Idaho House Minority Leader Ilana Rubel D-Boise, who also was among the Democratic officials who interviewed and submitted nominees to the White House, said she met in-person with her White House contact a couple of weeks ago, and pressed for updates.
“I didn’t get any more sign of progress,” she said. “I certainly am doing everything I can to nudge progress on this front, because we certainly need a third judge here in the district of Idaho, but we certainly can’t afford to get back to one.”
Rubel bristled at the senators’ contention that the “blue slip” veto rule is back.
“It would be one thing if that were something that was consistently honored by both parties,” she said. “If it continued to be a bipartisan tradition, then I would be supportive of maintaining that. However, the Trump Administration decided to blow that up in order to gain an advantage in judicial appointments while they had control of the White House and the Senate.”
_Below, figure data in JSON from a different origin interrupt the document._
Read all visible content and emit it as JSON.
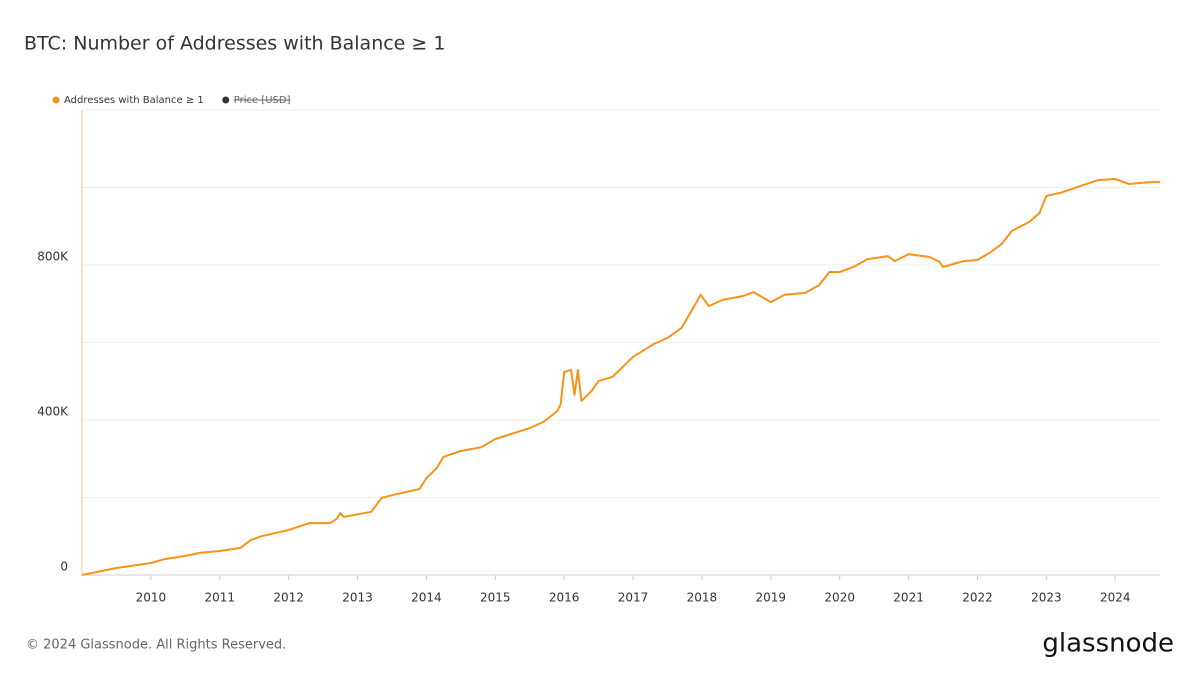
{
  "chart_data": {
    "type": "line",
    "title": "BTC: Number of Addresses with Balance ≥ 1",
    "x": [
      2009.0,
      2009.5,
      2010.0,
      2010.2,
      2010.5,
      2010.7,
      2011.0,
      2011.3,
      2011.45,
      2011.6,
      2012.0,
      2012.3,
      2012.6,
      2012.7,
      2012.75,
      2012.8,
      2013.2,
      2013.35,
      2013.5,
      2013.9,
      2014.0,
      2014.15,
      2014.25,
      2014.5,
      2014.8,
      2015.0,
      2015.5,
      2015.7,
      2015.9,
      2015.95,
      2016.0,
      2016.1,
      2016.15,
      2016.2,
      2016.25,
      2016.4,
      2016.5,
      2016.7,
      2017.0,
      2017.3,
      2017.5,
      2017.7,
      2017.9,
      2017.98,
      2018.1,
      2018.3,
      2018.6,
      2018.75,
      2019.0,
      2019.2,
      2019.5,
      2019.7,
      2019.85,
      2020.0,
      2020.2,
      2020.4,
      2020.7,
      2020.8,
      2021.0,
      2021.3,
      2021.45,
      2021.5,
      2021.8,
      2022.0,
      2022.2,
      2022.35,
      2022.5,
      2022.75,
      2022.9,
      2023.0,
      2023.2,
      2023.5,
      2023.75,
      2024.0,
      2024.2,
      2024.5,
      2024.65
    ],
    "series": [
      {
        "name": "Addresses with Balance ≥ 1",
        "color": "#f7931a",
        "values": [
          0,
          18000,
          31000,
          41000,
          49000,
          57000,
          62000,
          70000,
          90000,
          100000,
          116000,
          134000,
          134000,
          145000,
          160000,
          150000,
          163000,
          199000,
          206000,
          222000,
          250000,
          276000,
          305000,
          320000,
          330000,
          351000,
          379000,
          395000,
          423000,
          441000,
          524000,
          529000,
          465000,
          529000,
          449000,
          475000,
          501000,
          511000,
          563000,
          596000,
          612000,
          637000,
          697000,
          723000,
          694000,
          710000,
          720000,
          730000,
          704000,
          723000,
          728000,
          748000,
          782000,
          782000,
          795000,
          815000,
          823000,
          810000,
          828000,
          821000,
          808000,
          795000,
          810000,
          813000,
          834000,
          854000,
          888000,
          911000,
          934000,
          978000,
          986000,
          1004000,
          1019000,
          1022000,
          1009000,
          1014000,
          1014000
        ]
      }
    ],
    "inactive_legend": {
      "name": "Price [USD]",
      "color": "#333333"
    },
    "xlim": [
      2009.0,
      2024.65
    ],
    "xticks": [
      2010,
      2011,
      2012,
      2013,
      2014,
      2015,
      2016,
      2017,
      2018,
      2019,
      2020,
      2021,
      2022,
      2023,
      2024
    ],
    "ylim": [
      0,
      1200000
    ],
    "yticks": [
      0,
      {
        "value": 400000,
        "label": "400K"
      },
      {
        "value": 800000,
        "label": "800K"
      }
    ],
    "ygrid": [
      0,
      200000,
      400000,
      600000,
      800000,
      1000000,
      1200000
    ],
    "grid": true
  },
  "footer": {
    "copyright": "© 2024 Glassnode. All Rights Reserved.",
    "logo": "glassnode"
  }
}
Crapo’s press secretary, Melanie Lawhorn, said in an email, “We are aware that there are some candidates, but do not have information on how long the process has been under way or the status of the interviews and we are unable to say who at this time. Part of the request for the meeting is to understand the White House’s timeline and current status.”
Crapo declined to comment on whether any or all the Democratic nominees are acceptable to the GOP senators.
“Senator Crapo is requesting a meeting with the White House to discuss and work to find a mutually agreeable nominee,” Lawhorn wrote. “He is not commenting prematurely on individuals before any formal nomination.”